Normally, insulin inhibits an enzyme called PEP carboxykinase in the liver. This signal prevents the gluconeogenesis pathway from starting. However, in insulin resistance, target cells don't respond to pancreatic insulin and this enzyme isn't inhibited as well. Therefore PEP carboxykinase starts working and converts precursors into glucose. So, your correct so far. But because there are so many different compounds that can produce new glucose molecules, blood lactate levels don't drop too quickly or dramatically. Another point to consider is that diabetes can naturally increase lactate levels. It can increase it to such a degree that some diabetic patients can get lactic acidosis. This is because during fasting periods of diabetes, there's an increase in whole body non-oxidative glycolysis (Yong Wu, 2016) which would increase lactate synthesis.

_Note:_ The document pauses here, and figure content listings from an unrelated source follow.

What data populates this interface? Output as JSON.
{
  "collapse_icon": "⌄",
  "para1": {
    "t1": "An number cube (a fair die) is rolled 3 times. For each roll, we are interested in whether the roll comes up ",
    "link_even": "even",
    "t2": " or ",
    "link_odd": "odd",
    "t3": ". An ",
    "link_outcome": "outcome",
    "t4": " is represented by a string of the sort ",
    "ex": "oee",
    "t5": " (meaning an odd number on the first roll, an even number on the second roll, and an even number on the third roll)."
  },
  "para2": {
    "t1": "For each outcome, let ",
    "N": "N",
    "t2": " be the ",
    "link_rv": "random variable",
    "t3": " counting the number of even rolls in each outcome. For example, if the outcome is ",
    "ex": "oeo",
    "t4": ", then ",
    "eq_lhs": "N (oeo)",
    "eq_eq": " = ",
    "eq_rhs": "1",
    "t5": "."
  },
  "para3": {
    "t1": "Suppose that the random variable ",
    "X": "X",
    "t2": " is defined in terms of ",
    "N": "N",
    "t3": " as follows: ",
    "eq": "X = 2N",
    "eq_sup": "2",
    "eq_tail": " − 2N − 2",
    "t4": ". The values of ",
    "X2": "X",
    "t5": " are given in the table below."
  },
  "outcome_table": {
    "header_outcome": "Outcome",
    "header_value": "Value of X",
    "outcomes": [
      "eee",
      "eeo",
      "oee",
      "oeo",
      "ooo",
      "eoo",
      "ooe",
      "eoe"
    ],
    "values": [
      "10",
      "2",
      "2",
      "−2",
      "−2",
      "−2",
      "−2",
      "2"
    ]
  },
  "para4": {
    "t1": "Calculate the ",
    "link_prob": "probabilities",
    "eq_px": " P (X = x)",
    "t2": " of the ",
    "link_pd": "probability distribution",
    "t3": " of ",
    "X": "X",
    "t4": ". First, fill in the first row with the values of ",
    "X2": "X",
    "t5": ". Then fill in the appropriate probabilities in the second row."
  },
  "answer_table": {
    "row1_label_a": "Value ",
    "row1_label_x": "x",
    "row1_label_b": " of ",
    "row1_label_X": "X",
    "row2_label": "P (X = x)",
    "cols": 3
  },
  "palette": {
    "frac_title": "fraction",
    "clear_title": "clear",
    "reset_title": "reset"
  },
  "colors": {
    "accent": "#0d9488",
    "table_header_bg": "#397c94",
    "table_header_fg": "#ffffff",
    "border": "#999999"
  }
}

Summary: There is dramatically increased lactic acid synthesis by the body. Marginal reduction in lactic acid by the liver via gluconeogenesis. This ultimately leads to elevated lactose levels.
When your professor says, "diabetic rats don't perform gluconeogenesis." I think he's trying to simplify the answer. What is actually going on in your experiment is that something in your methods is probably inhibiting gluconeogenesis by some means. Maybe you're using a weird genetic mice knockout that also knocks out the gluconeogenesis enzymes. Or maybe your using a specific chemical like 6-mercaptopicolinic acid which is a potent gluconeogenesis inhibitor. Ultimately, knocking out the gluconeogenesis pathway would increase lactate levels even higher than normal. But normal can be elevated as well.